Dezeen Magazine

Coffire lamps designed by RCA graduate

Zhekai Zhang uses waste coffee grounds to create marble effect on Coffire lamps

Designer Zhekai Zhang has developed a method of staining porcelain with used coffee grounds to mimic the texture of marble, and applied the technique to a collection of lamps called Coffire.

The method, inspired by ancient Chinese pit-firing techniques, forms an "imperfect" random texture, meaning each Coffire pendant light is different.

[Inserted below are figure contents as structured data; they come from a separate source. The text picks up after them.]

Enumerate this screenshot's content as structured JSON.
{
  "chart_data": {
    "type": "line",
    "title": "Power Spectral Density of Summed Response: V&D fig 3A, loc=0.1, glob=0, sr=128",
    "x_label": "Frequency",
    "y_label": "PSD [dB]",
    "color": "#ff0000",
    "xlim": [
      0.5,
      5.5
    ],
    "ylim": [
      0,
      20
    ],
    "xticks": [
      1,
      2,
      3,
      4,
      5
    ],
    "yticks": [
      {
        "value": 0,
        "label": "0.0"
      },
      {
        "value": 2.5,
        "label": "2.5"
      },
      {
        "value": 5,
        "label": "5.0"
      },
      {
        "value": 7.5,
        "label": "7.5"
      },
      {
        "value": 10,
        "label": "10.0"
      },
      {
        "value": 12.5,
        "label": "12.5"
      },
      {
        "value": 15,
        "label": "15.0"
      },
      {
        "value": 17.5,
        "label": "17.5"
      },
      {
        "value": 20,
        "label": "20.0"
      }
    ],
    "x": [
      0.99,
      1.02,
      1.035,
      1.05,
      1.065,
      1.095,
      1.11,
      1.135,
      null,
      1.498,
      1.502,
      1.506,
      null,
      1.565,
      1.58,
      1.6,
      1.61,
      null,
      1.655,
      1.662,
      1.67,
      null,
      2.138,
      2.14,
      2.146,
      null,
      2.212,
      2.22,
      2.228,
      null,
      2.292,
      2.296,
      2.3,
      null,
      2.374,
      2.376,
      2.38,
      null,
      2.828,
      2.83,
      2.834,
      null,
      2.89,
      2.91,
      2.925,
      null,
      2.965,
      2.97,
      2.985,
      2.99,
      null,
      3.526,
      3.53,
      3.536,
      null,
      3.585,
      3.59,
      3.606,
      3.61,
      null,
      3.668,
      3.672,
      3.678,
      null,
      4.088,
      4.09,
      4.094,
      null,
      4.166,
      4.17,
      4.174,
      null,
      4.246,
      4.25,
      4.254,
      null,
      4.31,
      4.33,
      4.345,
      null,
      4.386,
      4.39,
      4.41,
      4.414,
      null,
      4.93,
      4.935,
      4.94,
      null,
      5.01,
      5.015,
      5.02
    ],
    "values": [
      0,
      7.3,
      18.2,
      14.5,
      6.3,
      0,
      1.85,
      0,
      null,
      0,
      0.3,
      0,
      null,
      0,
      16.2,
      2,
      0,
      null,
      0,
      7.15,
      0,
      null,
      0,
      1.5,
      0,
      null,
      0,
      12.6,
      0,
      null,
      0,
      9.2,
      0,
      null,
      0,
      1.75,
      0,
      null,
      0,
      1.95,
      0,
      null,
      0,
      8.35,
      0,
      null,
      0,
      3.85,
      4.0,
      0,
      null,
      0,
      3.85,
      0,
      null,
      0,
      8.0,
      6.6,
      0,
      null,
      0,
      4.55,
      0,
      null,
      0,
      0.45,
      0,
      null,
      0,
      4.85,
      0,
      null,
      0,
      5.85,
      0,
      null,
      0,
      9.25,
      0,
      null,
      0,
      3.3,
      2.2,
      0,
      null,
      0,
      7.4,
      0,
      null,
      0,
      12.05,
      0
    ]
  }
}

The lamps are one of 261 design projects that have been longlisted for Dezeen Awards 2019.

Each lamp is fired to produce a unique marble-like effect

The Coffire project grew out of a commercial commission to promote a coffee drink, leading the Chinese designer to conduct research into ceramic firing techniques.

After learning how much coffee waste is generated each year, Zhang started to think about how the grounds could be reused.

The lamps were inspired by Zhang's research into coffee waste

"At least 400 billion cups of coffee are consumed worldwide each year, producing at least eight million tons of coffee grounds," he said.

"Most coffee grounds are discarded, thrown in landfill or incinerated along with other waste. The disposal of coffee grounds as waste not only consumes a lot of energy, but also harms the environment."

The ceramic pendant lamps are fired for a first time in a kiln
The ceramic pendant lamps are fired for the first time in a gas kiln

Zhang, who graduated from the Royal College of Art last year, used a gas kiln instead of a traditional sand pit to allow the lamps to be mass-produced while avoiding the high waste rate involved in pit firing.

According to the designer, natural coffee grounds are safer than the toxic metals used to colour ceramics in ancient pit firing, the oldest known method for firing pottery.

The coffee grounds are poured onto the ceramic lamps
The coffee grounds are poured onto the ceramic lamps

Zhang fires the lamps at between 700 and 1000 degrees celsius, which is a relatively low temperature for ceramics.

During firing the coffee grounds release biodiesel and sugar, which interact and oxidise to create the marbled red colour.

The random surface texture and pattern is a result of variables such as temperature, humidity and the density of the coffee grounds.

The pink colour is caused by the oxidation of the coffee grounds
The pink colour is caused by the oxidation of the coffee grounds

"Due to the innovative colouring technology, the Coffire lamp has a pink marble-like surface texture; an effect that no other glaze can achieve," explained Zhang.

"The texture and colour produced through this firing technology are different, making each lamp unique."

The lamps come in a variety of shapes and designs

The designer has set up a studio called Kae with fellow RCA alumni to commercialise the idea.

Another designer to experiment with waste materials as a glaze for ceramics is Agne Kucerenkaite whose Ignorance is Bliss project repurposed industrial metal waste to be turned into powdered dyes to colour porcelain tableware and ceramic tiles.

Meanwhile, Sinae Kim used human urine to glaze a series of pots inspired by the shape of the human bladder and laboratory equipment.